Der Bericht behandelt auch den missbräuchlichen Einsatz von SLAPPs (Strategic Lawsuits Against Public Participation), langwierige und teure Rechtsstreitigkeiten, die von mächtigen Beamten oder Geschäftsleuten gegen Journalisten und Aktivisten erhoben werden, um ihre Arbeit zu behindern. Am Mittwoch wird die Kommission ihre lang erwartete Anti-SLAPP-Richtlinie veröffentlichen, um die Flut dieser Fälle einzudämmen.

Die EU wird diesen Sommer ein Gesetz über die Freiheit der Medien veröffentlichen, das Schutzmechanismen für Medienpluralismus und -unabhängigkeit erlassen soll.

Im September veröffentlichte die Kommission eine unverbindliche Empfehlung zur Sicherheit von Journalisten, in der Maßnahmen der EU-Länder dargelegt sind ergreifen könnten, um ihre Medienmitarbeiter besser zu schützen, einschließlich der Bereitstellung eines größeren physischen und rechtlichen Schutzes und einer verstärkten psychologischen und Cyber-Unterstützung.

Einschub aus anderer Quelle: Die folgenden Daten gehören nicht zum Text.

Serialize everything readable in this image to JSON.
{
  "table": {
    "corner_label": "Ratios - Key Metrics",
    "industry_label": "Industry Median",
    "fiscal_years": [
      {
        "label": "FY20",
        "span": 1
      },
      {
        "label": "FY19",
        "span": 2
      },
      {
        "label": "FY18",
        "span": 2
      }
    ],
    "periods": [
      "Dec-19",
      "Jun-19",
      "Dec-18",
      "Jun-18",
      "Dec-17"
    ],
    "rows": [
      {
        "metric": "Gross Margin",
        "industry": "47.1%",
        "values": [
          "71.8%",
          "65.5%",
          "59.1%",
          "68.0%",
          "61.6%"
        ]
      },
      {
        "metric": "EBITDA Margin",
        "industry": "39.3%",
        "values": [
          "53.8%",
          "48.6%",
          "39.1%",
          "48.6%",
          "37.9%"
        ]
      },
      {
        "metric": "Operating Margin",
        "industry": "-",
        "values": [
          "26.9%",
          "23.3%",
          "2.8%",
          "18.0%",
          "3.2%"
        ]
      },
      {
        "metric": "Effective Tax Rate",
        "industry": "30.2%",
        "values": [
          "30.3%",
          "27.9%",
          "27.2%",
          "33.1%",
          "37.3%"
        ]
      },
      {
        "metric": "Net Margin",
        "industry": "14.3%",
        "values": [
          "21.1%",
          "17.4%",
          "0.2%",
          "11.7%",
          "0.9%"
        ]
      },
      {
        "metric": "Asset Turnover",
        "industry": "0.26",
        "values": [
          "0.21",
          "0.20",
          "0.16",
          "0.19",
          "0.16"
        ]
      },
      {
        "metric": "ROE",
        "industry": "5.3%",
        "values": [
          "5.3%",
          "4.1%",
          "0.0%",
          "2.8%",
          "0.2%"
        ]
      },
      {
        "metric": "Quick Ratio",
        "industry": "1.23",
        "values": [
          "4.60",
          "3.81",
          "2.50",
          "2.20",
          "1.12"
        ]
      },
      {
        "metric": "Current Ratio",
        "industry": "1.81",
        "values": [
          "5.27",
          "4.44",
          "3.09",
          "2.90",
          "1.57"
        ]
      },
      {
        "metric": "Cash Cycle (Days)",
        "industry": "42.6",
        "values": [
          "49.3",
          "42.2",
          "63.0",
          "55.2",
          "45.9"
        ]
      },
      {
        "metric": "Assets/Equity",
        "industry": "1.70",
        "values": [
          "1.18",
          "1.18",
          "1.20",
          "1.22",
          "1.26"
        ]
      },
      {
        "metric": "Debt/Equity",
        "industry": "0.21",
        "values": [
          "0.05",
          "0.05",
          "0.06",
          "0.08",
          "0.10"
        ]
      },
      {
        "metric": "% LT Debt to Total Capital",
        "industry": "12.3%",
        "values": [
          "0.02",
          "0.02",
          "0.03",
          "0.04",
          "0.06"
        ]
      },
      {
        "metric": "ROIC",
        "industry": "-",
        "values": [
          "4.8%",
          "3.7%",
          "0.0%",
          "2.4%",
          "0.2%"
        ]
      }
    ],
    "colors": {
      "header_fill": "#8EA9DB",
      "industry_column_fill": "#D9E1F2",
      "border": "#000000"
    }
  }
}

Gutiérrez von der EFJ sagte gegenüber EURACTIV über diese Umsetzung kommt weiterhin zu kurz. „Staaten können sich in dieser Situation nicht mitschuldig machen, indem sie passiv bleiben“, sagte er.

Kommission veröffentlicht Empfehlung zur Sicherheit von Journalisten

Věra Jourová, Vizepräsidentin der Europäischen Kommission für Werte und Transparenz, stellte am Donnerstag (16. September) eine Empfehlung zur Sicherheit von Journalisten vor, in der sie die EU-Länder auffordert, Sicherheitsbedenken in einem zunehmend medienfeindlichen Umfeld anzugehen.